PH: Once you start to embed things like credit, there is only a particular level of complexity that can be disclosed. A cynic like me might argue that one of the purposes of complexity is to make price comparisons deliberately difficult because companies don’t want to be compared solely on a single number. The other issue is that these products blur the distinction between one part of your life and another, for instance blurring the distinction between deciding to buy something and financing it.


Q: But isn’t this blurring that generates the convenience?

PT: There is more subtlety than that. Having everything in one place generates confusion. If you look at the social media world, you might use one app for photo sharing and another for video sharing. It’s the way we work, psychologically, it’s how we understand and partition. I think that technology often works best when it reflects the objects in the real world rather than being necessarily superefficient.
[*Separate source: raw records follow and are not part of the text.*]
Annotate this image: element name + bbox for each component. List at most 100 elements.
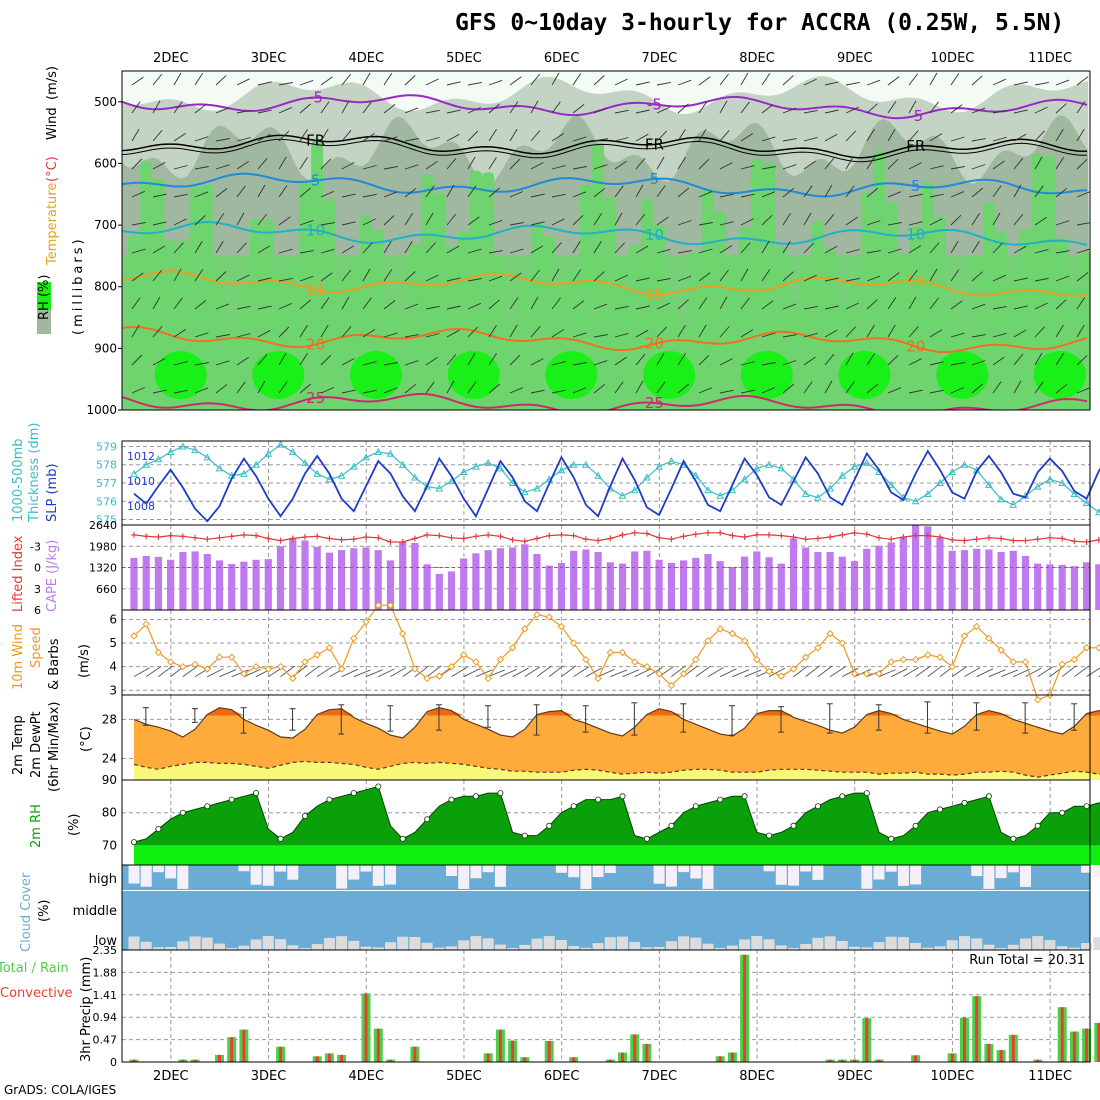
slp-label: SLP (mb) xyxy=(45,463,60,522)
upper-wind-barb xyxy=(362,101,372,114)
upper-wind-barb xyxy=(425,381,435,394)
cape-bar xyxy=(545,565,553,610)
upper-wind-barb xyxy=(152,100,161,114)
upper-wind-barb xyxy=(488,250,503,254)
precip-convective-bar xyxy=(1036,1059,1040,1062)
cape-bar xyxy=(264,559,272,610)
cape-bar xyxy=(374,550,382,610)
temperature-contour-label: 15 xyxy=(906,272,925,290)
thickness-point xyxy=(1009,500,1018,508)
lifted-index-point xyxy=(497,533,504,540)
wind10m-barb xyxy=(732,669,750,678)
upper-wind-barb xyxy=(803,274,817,282)
lifted-index-point xyxy=(924,532,931,539)
wind10m-point xyxy=(863,670,871,678)
wind10m-point xyxy=(362,618,370,626)
rh2m-point xyxy=(1083,803,1090,810)
cape-bar xyxy=(130,557,138,610)
upper-wind-barb xyxy=(698,248,713,254)
wind10m-point xyxy=(887,658,895,666)
upper-wind-barb xyxy=(215,188,228,198)
cape-bar xyxy=(167,559,175,610)
upper-wind-barb xyxy=(677,187,690,198)
upper-wind-barb xyxy=(929,297,939,310)
low-cloud-gap xyxy=(372,947,384,950)
lifted-index-point xyxy=(961,537,968,544)
thickness-point xyxy=(154,455,163,463)
upper-wind-barb xyxy=(719,221,734,226)
temperature-max-cap xyxy=(451,710,464,716)
thickness-point xyxy=(374,447,383,455)
wind10m-barb xyxy=(463,668,481,678)
wind10m-point xyxy=(643,662,651,671)
precip-convective-bar xyxy=(840,1059,844,1062)
upper-wind-barb xyxy=(908,269,918,282)
wind10m-barb xyxy=(890,668,908,678)
upper-wind-barb xyxy=(971,303,986,310)
upper-wind-barb xyxy=(572,136,587,142)
temperature-contour-label: 10 xyxy=(306,221,325,239)
upper-wind-barb xyxy=(740,193,755,198)
wind10m-barb xyxy=(854,668,872,678)
precip-convective-bar xyxy=(193,1059,197,1062)
wind10m-tick-label: 5 xyxy=(109,636,117,650)
high-cloud-gap xyxy=(177,865,189,889)
thickness-point xyxy=(142,460,151,468)
upper-wind-barb xyxy=(887,128,896,142)
cloud-layer-label: low xyxy=(95,934,118,949)
temperature-contour-label: FR xyxy=(906,137,925,155)
cape-bar xyxy=(680,560,688,610)
upper-wind-barb xyxy=(719,326,730,338)
low-cloud-gap xyxy=(726,945,738,950)
low-cloud-gap xyxy=(1007,944,1019,950)
upper-wind-barb xyxy=(215,240,224,254)
high-cloud-gap xyxy=(971,865,983,877)
upper-wind-barb xyxy=(950,387,965,394)
low-cloud-gap xyxy=(482,938,494,950)
upper-wind-barb xyxy=(845,185,855,198)
precip-labels: Total / Rain Convective 3hr Precip (mm) … xyxy=(0,953,1085,1062)
upper-wind-barb xyxy=(446,329,460,338)
thickness-point xyxy=(618,491,627,499)
thickness-point xyxy=(997,495,1005,503)
low-cloud-gap xyxy=(446,946,457,950)
upper-wind-barb xyxy=(299,352,308,366)
rh-cell-90 xyxy=(936,351,989,399)
upper-wind-barb xyxy=(614,109,629,114)
upper-wind-barb xyxy=(425,333,440,338)
upper-wind-barb xyxy=(530,100,539,114)
cape-bar xyxy=(1083,562,1091,610)
upper-wind-barb xyxy=(257,305,272,310)
upper-wind-barb xyxy=(530,269,540,282)
upper-wind-barb xyxy=(194,240,203,254)
temp2m-label-line2: 2m DewPt xyxy=(29,711,44,778)
high-cloud-gap xyxy=(1007,865,1019,873)
upper-wind-barb xyxy=(845,130,857,142)
upper-wind-barb xyxy=(173,72,182,86)
upper-wind-barb xyxy=(467,156,476,170)
lifted-index-point xyxy=(131,531,137,538)
lifted-index-point xyxy=(363,534,370,541)
wind10m-point xyxy=(1021,658,1030,666)
precip-convective-bar xyxy=(498,1029,502,1062)
low-cloud-gap xyxy=(629,941,641,950)
precip-convective-bar xyxy=(486,1053,490,1062)
upper-wind-barb xyxy=(677,383,690,394)
cape-bar xyxy=(570,550,578,610)
thickness-point xyxy=(325,475,334,483)
upper-wind-barb xyxy=(1013,329,1027,338)
low-cloud-gap xyxy=(458,940,470,950)
rh-cell-90 xyxy=(350,351,403,399)
thickness-point xyxy=(337,471,346,479)
low-cloud-gap xyxy=(678,936,690,950)
upper-wind-barb xyxy=(341,100,350,114)
upper-wind-barb xyxy=(761,214,773,226)
cape-bar xyxy=(618,563,627,610)
wind10m-barb xyxy=(1025,667,1042,678)
day-label-top: 8DEC xyxy=(739,51,775,66)
lifted-index-point xyxy=(1083,539,1090,545)
wind10m-point xyxy=(521,625,529,633)
upper-wind-barb xyxy=(425,305,440,310)
wind10m-barb xyxy=(536,665,552,678)
upper-wind-barb xyxy=(593,187,606,198)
PH: When people talk about simplification, what they are not saying is take a bunch of very different things and put a wrapper over them and somehow the world will be a less complicated place. Mixing your electricity bills with your pension would just add to complexity.


Under embedded finance, financial services become a hidden part of a product. What does that do to the value of financial brands?

PH: I suspect brands will continue to be very important, especially in the retail world, where people simply cannot do due diligence with every potential counterparty. Research suggests people are more open to handing their financial life over to different types of brands—and the interesting question is whether they would be happy putting their money in the hands of a tech company—but they will still want to deal with a company with a brand presence. And that brand may well be a bank.